Pengadilan Rakyat Menengah Wenzhou di Provinsi Zhejiang, China timur, telah menjatuhkan vonis hukuman mati kepada 11 terdakwa, termasuk pimpinan kelompok Ming Guoping dan Ming Zhenzhen, pada 29 September 2025. Pengadilan menyatakan kelompok ini terbukti melakukan pembunuhan berencana, penganiayaan berat, penahanan ilegal, penipuan, hingga pengelolaan kasino ilegal.
Menurut laporan Detik.com, keluarga Ming merupakan salah satu klan besar yang menguasai kota perbatasan Laukkaing dan mengubahnya menjadi pusat kasino, narkoba, serta pusat penipuan online berskala besar. “Kerabat dekat para pelaku diizinkan untuk bertemu dengan mereka sebelum eksekusi.”
Dalam putusannya, Mahkamah Agung China menyebut bahwa kelompok kriminal keluarga Ming telah mengorganisasi sedikitnya 10 jenis kejahatan berat.
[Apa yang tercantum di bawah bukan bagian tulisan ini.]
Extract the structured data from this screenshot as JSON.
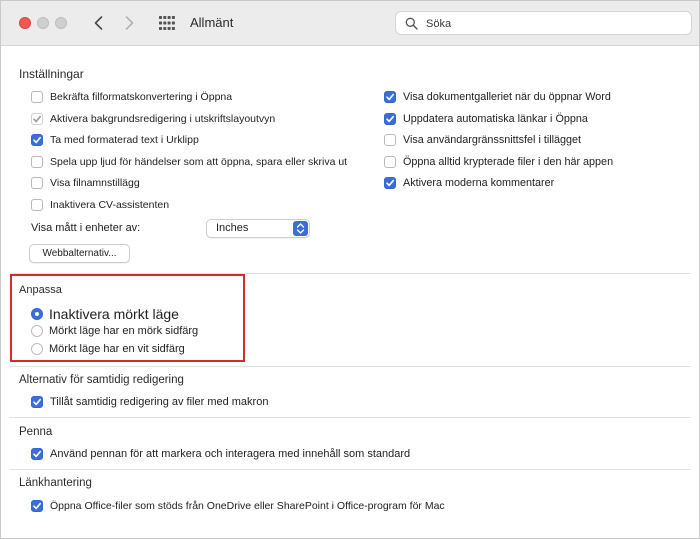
{
  "window": {
    "title": "Allmänt"
  },
  "search": {
    "placeholder": "Söka"
  },
  "sections": {
    "settings": {
      "label": "Inställningar",
      "left": [
        {
          "label": "Bekräfta filformatskonvertering i Öppna",
          "checked": false
        },
        {
          "label": "Aktivera bakgrundsredigering i utskriftslayoutvyn",
          "checked": true,
          "dimmed": true
        },
        {
          "label": "Ta med formaterad text i Urklipp",
          "checked": true
        },
        {
          "label": "Spela upp ljud för händelser som att öppna, spara eller skriva ut",
          "checked": false
        },
        {
          "label": "Visa filnamnstillägg",
          "checked": false
        },
        {
          "label": "Inaktivera CV-assistenten",
          "checked": false
        }
      ],
      "right": [
        {
          "label": "Visa dokumentgalleriet när du öppnar Word",
          "checked": true
        },
        {
          "label": "Uppdatera automatiska länkar i Öppna",
          "checked": true
        },
        {
          "label": "Visa användargränssnittsfel i tillägget",
          "checked": false
        },
        {
          "label": "Öppna alltid krypterade filer i den här appen",
          "checked": false
        },
        {
          "label": "Aktivera moderna kommentarer",
          "checked": true
        }
      ],
      "units_label": "Visa mått i enheter av:",
      "units_value": "Inches",
      "web_button": "Webbalternativ..."
    },
    "customize": {
      "label": "Anpassa",
      "options": [
        {
          "label": "Inaktivera mörkt läge",
          "selected": true
        },
        {
          "label": "Mörkt läge har en mörk sidfärg",
          "selected": false
        },
        {
          "label": "Mörkt läge har en vit sidfärg",
          "selected": false
        }
      ]
    },
    "coauthoring": {
      "label": "Alternativ för samtidig redigering",
      "option": {
        "label": "Tillåt samtidig redigering av filer med makron",
        "checked": true
      }
    },
    "pen": {
      "label": "Penna",
      "option": {
        "label": "Använd pennan för att markera och interagera med innehåll som standard",
        "checked": true
      }
    },
    "linking": {
      "label": "Länkhantering",
      "option": {
        "label": "Öppna Office-filer som stöds från OneDrive eller SharePoint i Office-program för Mac",
        "checked": true
      }
    }
  },
  "colors": {
    "accent": "#3b6fd8",
    "highlight": "#d42b2b"
  }
}
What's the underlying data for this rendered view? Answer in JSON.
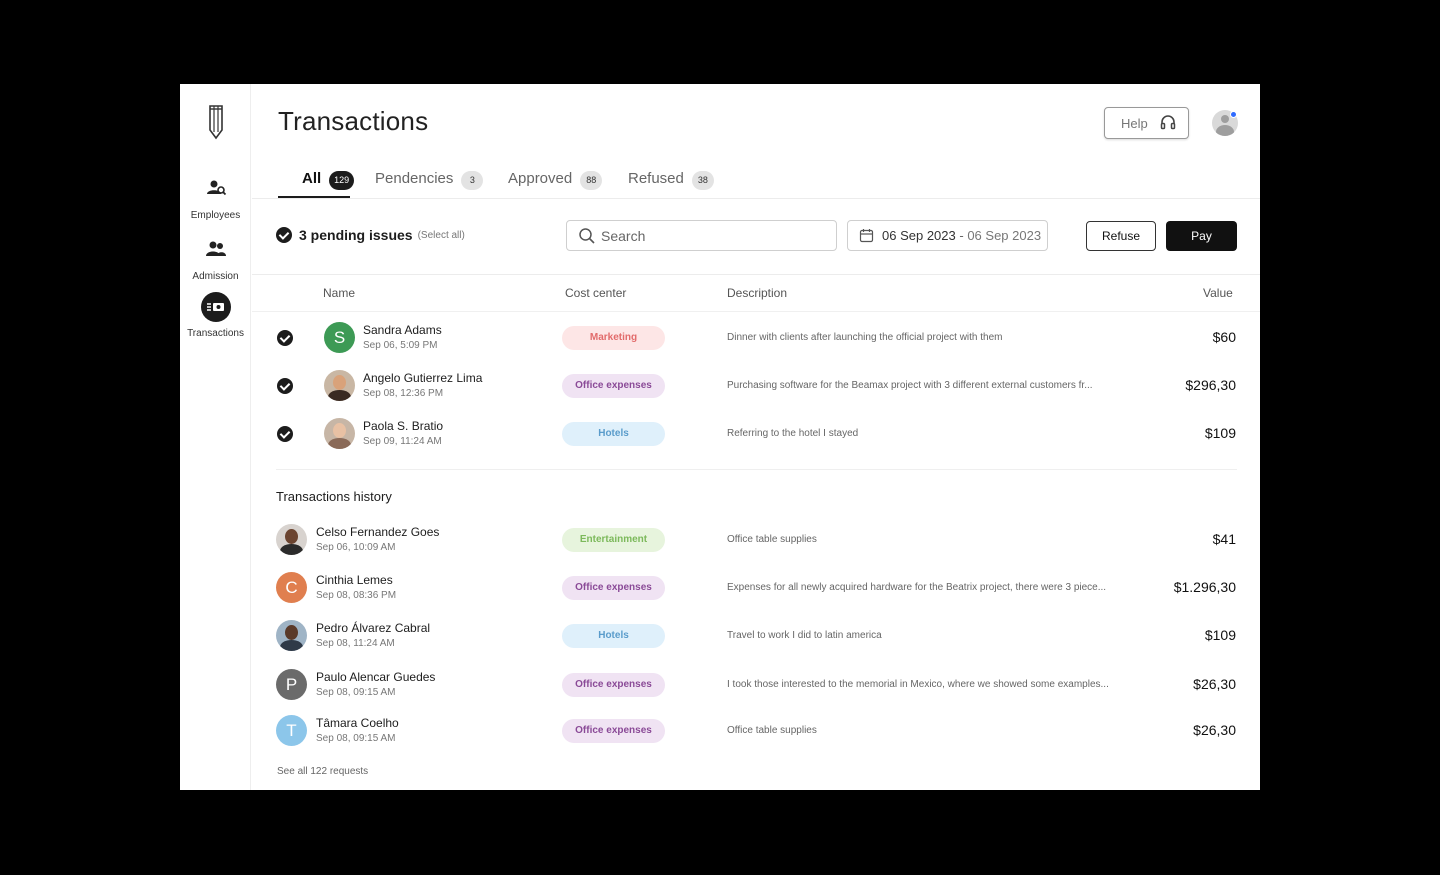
{
  "sidebar": {
    "items": [
      {
        "label": "Employees",
        "icon": "employees-search-icon"
      },
      {
        "label": "Admission",
        "icon": "people-icon"
      },
      {
        "label": "Transactions",
        "icon": "money-transfer-icon"
      }
    ]
  },
  "header": {
    "title": "Transactions",
    "help_label": "Help"
  },
  "tabs": [
    {
      "label": "All",
      "count": "129"
    },
    {
      "label": "Pendencies",
      "count": "3"
    },
    {
      "label": "Approved",
      "count": "88"
    },
    {
      "label": "Refused",
      "count": "38"
    }
  ],
  "toolbar": {
    "pending_label": "3 pending issues",
    "select_all": "(Select all)",
    "search_placeholder": "Search",
    "date_from": "06 Sep 2023",
    "date_sep": "-",
    "date_to": "06 Sep 2023",
    "refuse_label": "Refuse",
    "pay_label": "Pay"
  },
  "table": {
    "headers": {
      "name": "Name",
      "cost_center": "Cost center",
      "description": "Description",
      "value": "Value"
    }
  },
  "pending_rows": [
    {
      "name": "Sandra Adams",
      "date": "Sep 06, 5:09 PM",
      "initial": "S",
      "avatar_color": "#3d9a55",
      "tag": "Marketing",
      "tag_class": "marketing",
      "description": "Dinner with clients after launching the official project with them",
      "value": "$60"
    },
    {
      "name": "Angelo Gutierrez Lima",
      "date": "Sep 08, 12:36 PM",
      "initial": "",
      "avatar_color": "#a0704a",
      "tag": "Office expenses",
      "tag_class": "office",
      "description": "Purchasing software for the Beamax project with 3 different external customers fr...",
      "value": "$296,30"
    },
    {
      "name": "Paola S. Bratio",
      "date": "Sep 09, 11:24 AM",
      "initial": "",
      "avatar_color": "#c79a7c",
      "tag": "Hotels",
      "tag_class": "hotels",
      "description": "Referring to the hotel I stayed",
      "value": "$109"
    }
  ],
  "history": {
    "title": "Transactions history",
    "rows": [
      {
        "name": "Celso Fernandez Goes",
        "date": "Sep 06, 10:09 AM",
        "initial": "",
        "avatar_color": "#5a3a2a",
        "tag": "Entertainment",
        "tag_class": "entertainment",
        "description": "Office table supplies",
        "value": "$41"
      },
      {
        "name": "Cinthia Lemes",
        "date": "Sep 08, 08:36 PM",
        "initial": "C",
        "avatar_color": "#e07f4f",
        "tag": "Office expenses",
        "tag_class": "office",
        "description": "Expenses for all newly acquired hardware for the Beatrix project, there were 3 piece...",
        "value": "$1.296,30"
      },
      {
        "name": "Pedro Álvarez Cabral",
        "date": "Sep 08, 11:24 AM",
        "initial": "",
        "avatar_color": "#4a3428",
        "tag": "Hotels",
        "tag_class": "hotels",
        "description": "Travel to work I did to latin america",
        "value": "$109"
      },
      {
        "name": "Paulo Alencar Guedes",
        "date": "Sep 08, 09:15 AM",
        "initial": "P",
        "avatar_color": "#6b6b6b",
        "tag": "Office expenses",
        "tag_class": "office",
        "description": "I took those interested to the memorial in Mexico, where we showed some examples...",
        "value": "$26,30"
      },
      {
        "name": "Tâmara Coelho",
        "date": "Sep 08, 09:15 AM",
        "initial": "T",
        "avatar_color": "#8cc6ea",
        "tag": "Office expenses",
        "tag_class": "office",
        "description": "Office table supplies",
        "value": "$26,30"
      }
    ],
    "see_all": "See all 122 requests"
  }
}
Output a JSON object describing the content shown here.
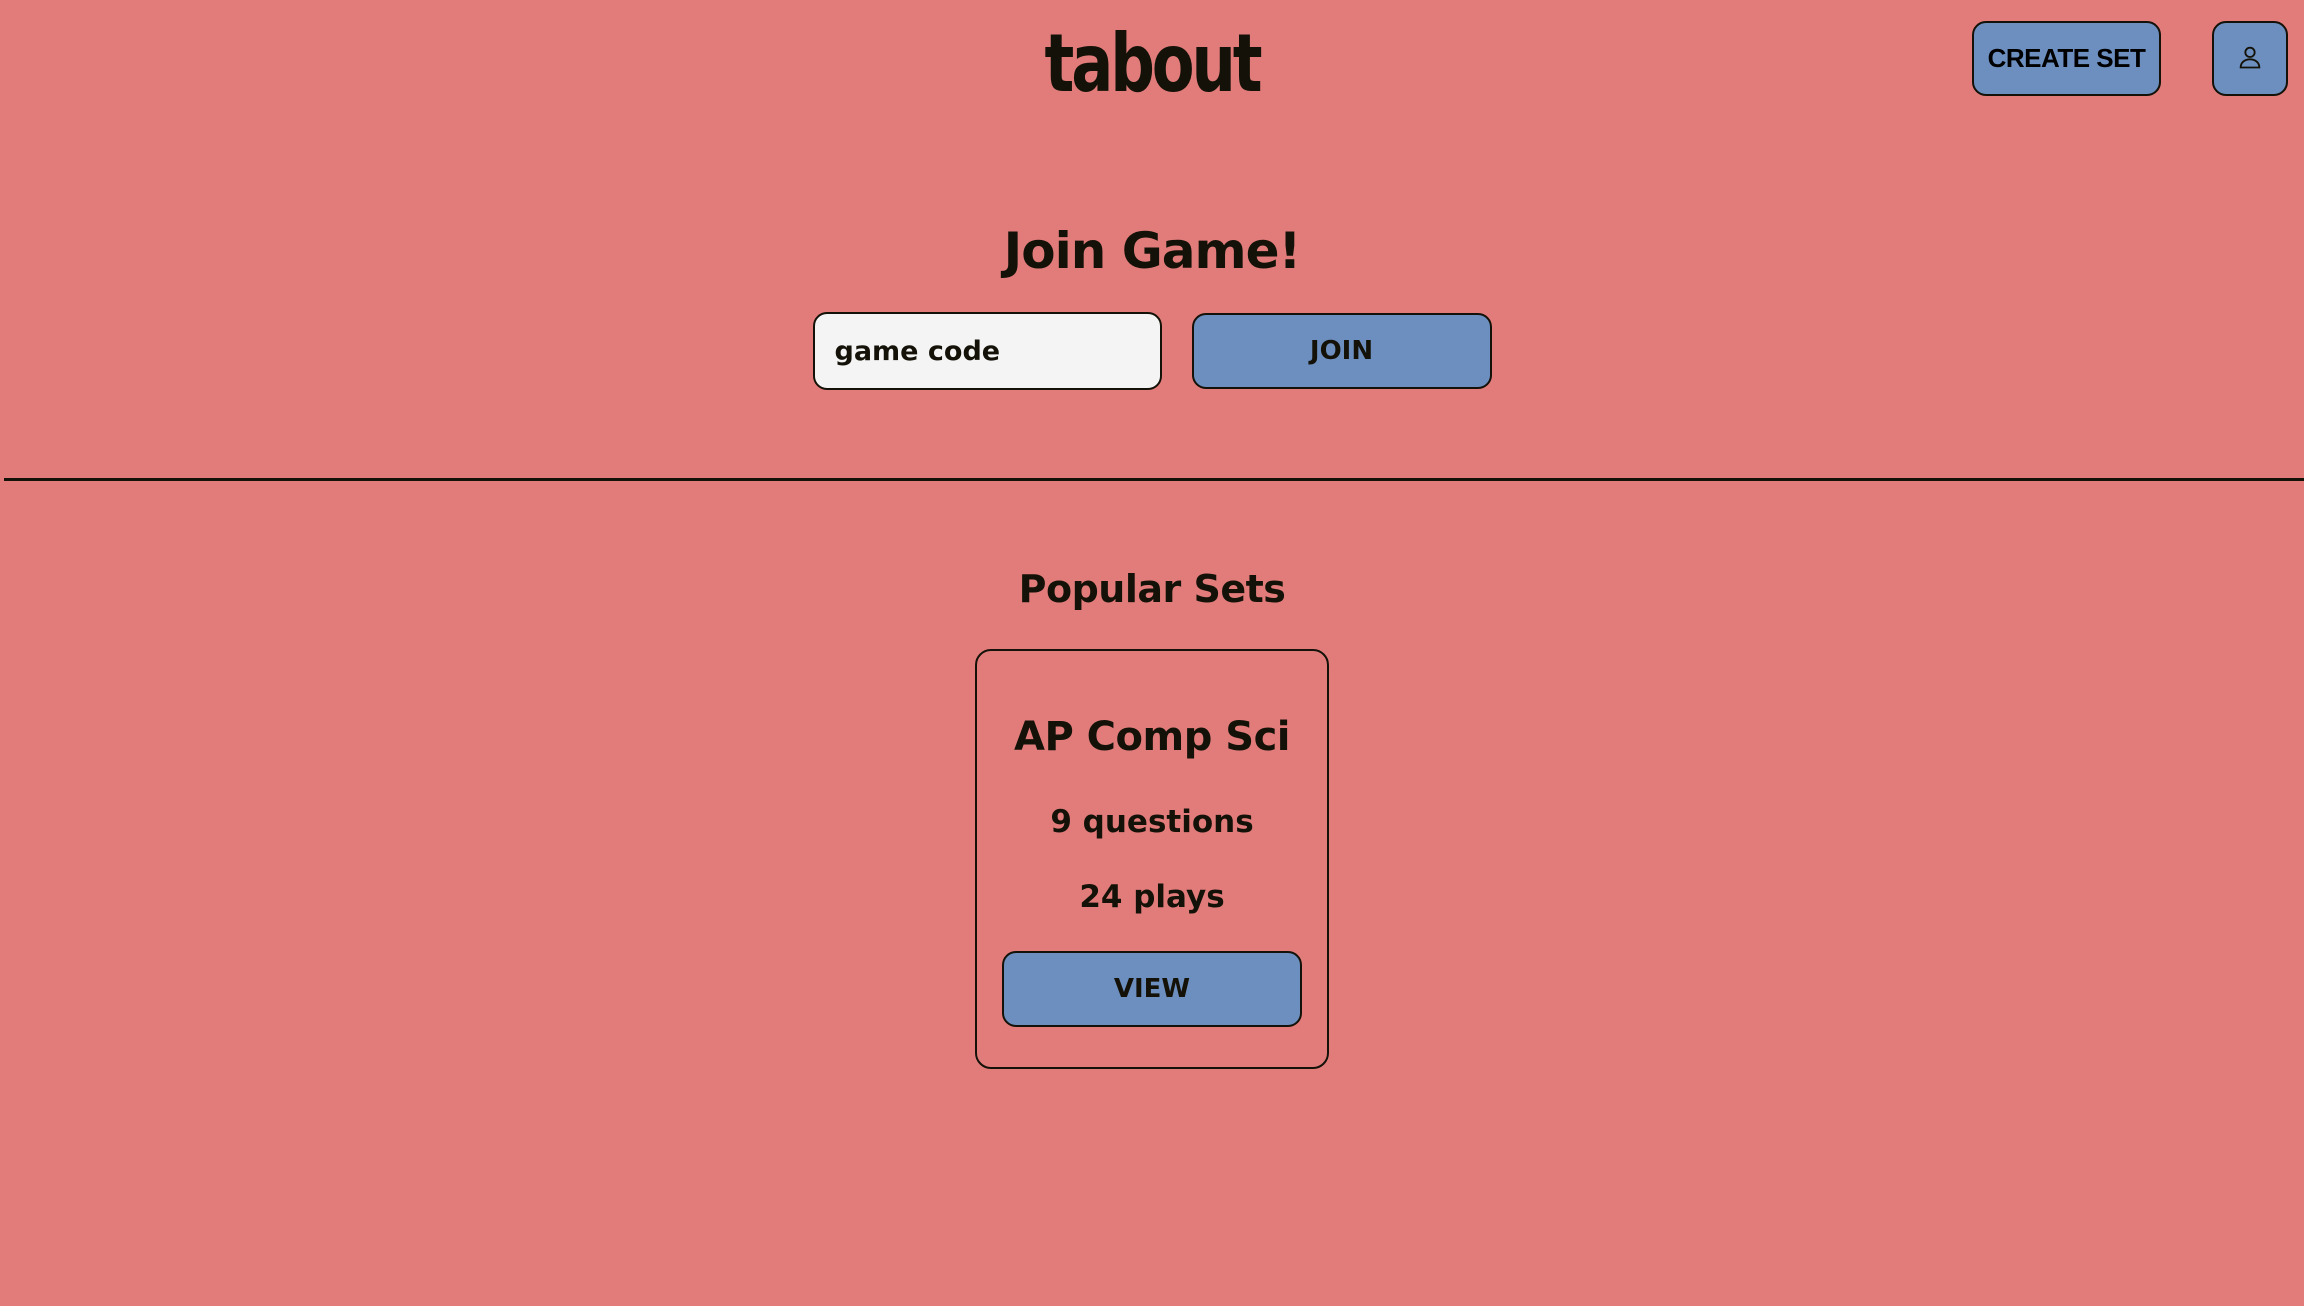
{
  "header": {
    "logo_text": "tabout",
    "create_set_label": "CREATE SET",
    "profile_icon": "user-icon"
  },
  "join": {
    "title": "Join Game!",
    "code_placeholder": "game code",
    "code_value": "",
    "join_label": "JOIN"
  },
  "popular": {
    "title": "Popular Sets",
    "sets": [
      {
        "title": "AP Comp Sci",
        "questions": "9 questions",
        "plays": "24 plays",
        "view_label": "VIEW"
      }
    ]
  },
  "colors": {
    "background": "#e17c7b",
    "button": "#6c8fc0",
    "input_bg": "#f4f4f4",
    "text": "#141208"
  }
}
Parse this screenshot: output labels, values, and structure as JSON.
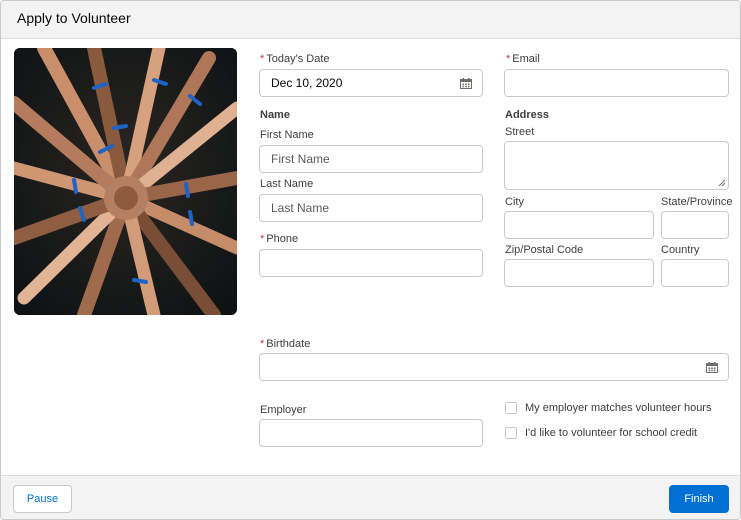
{
  "header": {
    "title": "Apply to Volunteer"
  },
  "photo": {
    "alt": "hands stacked together in a circle"
  },
  "form": {
    "todays_date": {
      "label": "Today's Date",
      "required_mark": "*",
      "value": "Dec 10, 2020"
    },
    "email": {
      "label": "Email",
      "required_mark": "*",
      "value": ""
    },
    "name_section": "Name",
    "first_name": {
      "label": "First Name",
      "placeholder": "First Name"
    },
    "last_name": {
      "label": "Last Name",
      "placeholder": "Last Name"
    },
    "phone": {
      "label": "Phone",
      "required_mark": "*",
      "value": ""
    },
    "address_section": "Address",
    "street": {
      "label": "Street",
      "value": ""
    },
    "city": {
      "label": "City",
      "value": ""
    },
    "state": {
      "label": "State/Province",
      "value": ""
    },
    "zip": {
      "label": "Zip/Postal Code",
      "value": ""
    },
    "country": {
      "label": "Country",
      "value": ""
    },
    "birthdate": {
      "label": "Birthdate",
      "required_mark": "*",
      "value": ""
    },
    "employer": {
      "label": "Employer",
      "value": ""
    },
    "employer_match": {
      "label": "My employer matches volunteer hours",
      "checked": false
    },
    "school_credit": {
      "label": "I'd like to volunteer for school credit",
      "checked": false
    }
  },
  "footer": {
    "pause_label": "Pause",
    "finish_label": "Finish"
  },
  "colors": {
    "brand": "#0070d2",
    "required": "#c23934",
    "header_bg": "#f3f3f3"
  },
  "icons": {
    "date": "calendar-icon",
    "birthdate": "calendar-icon",
    "street_resize": "resize-handle-icon"
  }
}
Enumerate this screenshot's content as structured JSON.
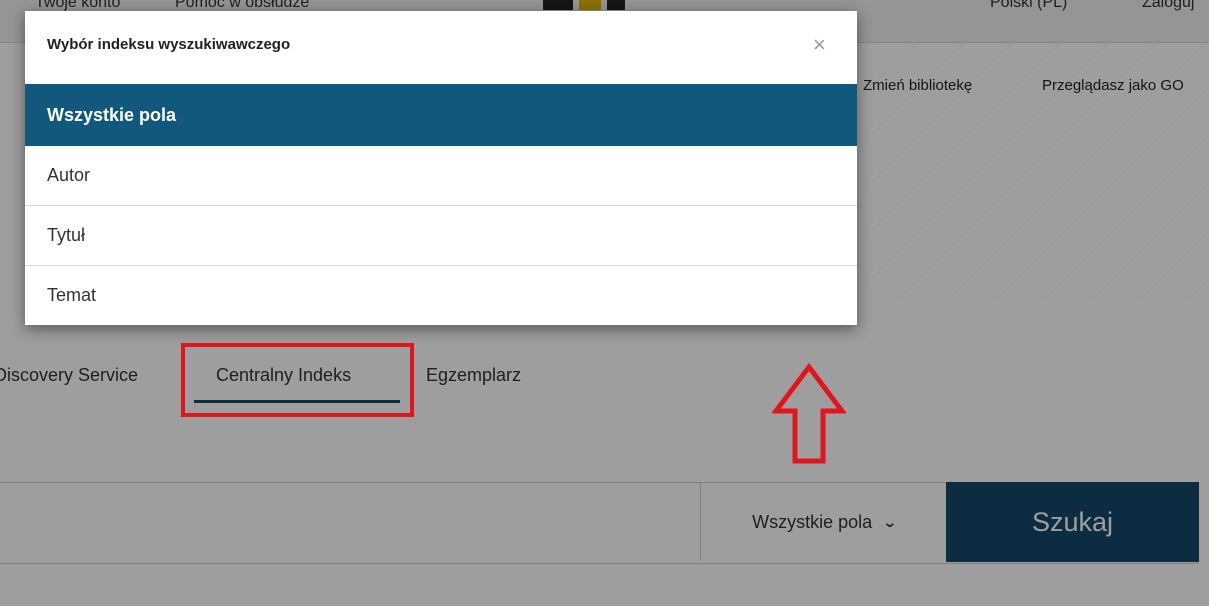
{
  "topbar": {
    "link1": "Twoje konto",
    "link2": "Pomoc w obsłudze",
    "language": "Polski (PL)",
    "login": "Zaloguj"
  },
  "header": {
    "change_library": "Zmień bibliotekę",
    "browsing_as": "Przeglądasz jako GO"
  },
  "tabs": {
    "discovery": "Discovery Service",
    "central_index": "Centralny Indeks",
    "copy": "Egzemplarz"
  },
  "search": {
    "input_value": "",
    "selected_index": "Wszystkie pola",
    "button_label": "Szukaj"
  },
  "dialog": {
    "title": "Wybór indeksu wyszukiwawczego",
    "close_symbol": "×",
    "options": [
      {
        "label": "Wszystkie pola",
        "selected": true
      },
      {
        "label": "Autor",
        "selected": false
      },
      {
        "label": "Tytuł",
        "selected": false
      },
      {
        "label": "Temat",
        "selected": false
      }
    ]
  },
  "colors": {
    "accent": "#12587d",
    "button": "#12486a",
    "annotation": "#e0161e"
  },
  "icons": {
    "close": "close-icon",
    "chevron": "chevron-down-icon",
    "arrow": "arrow-up-icon"
  }
}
Pengadilan menegaskan bahwa operasi penipuan dan sarang perjudian yang mereka kendalikan meraup keuntungan lebih dari 10 miliar yuan (sekitar Rp22 triliun) antara 2015 hingga 2023.
Keluarga Ming juga dituduh bekerja sama dengan jaringan kriminal lain di Myanmar untuk melakukan pembunuhan, penganiayaan, dan penahanan ilegal terhadap pekerja penipuan. Aksi mereka menyebabkan kematian 14 warga negara China dan melukai banyak korban lainnya, sehingga pengadilan menolak banding terpidana pada November 2025.
Eksekusi mati terhadap 11 anggota keluarga Ming pada 29 Januari 2026 disebut sebagai sinyal keras Beijing terhadap kejahatan terorganisasi lintas negara. Dilansir dari Bloomberg Technoz, langkah ini menandai pertama kalinya China mengeksekusi bos pusat scam Myanmar yang sebelumnya menguasai “kerajaan penipuan” di perbatasan.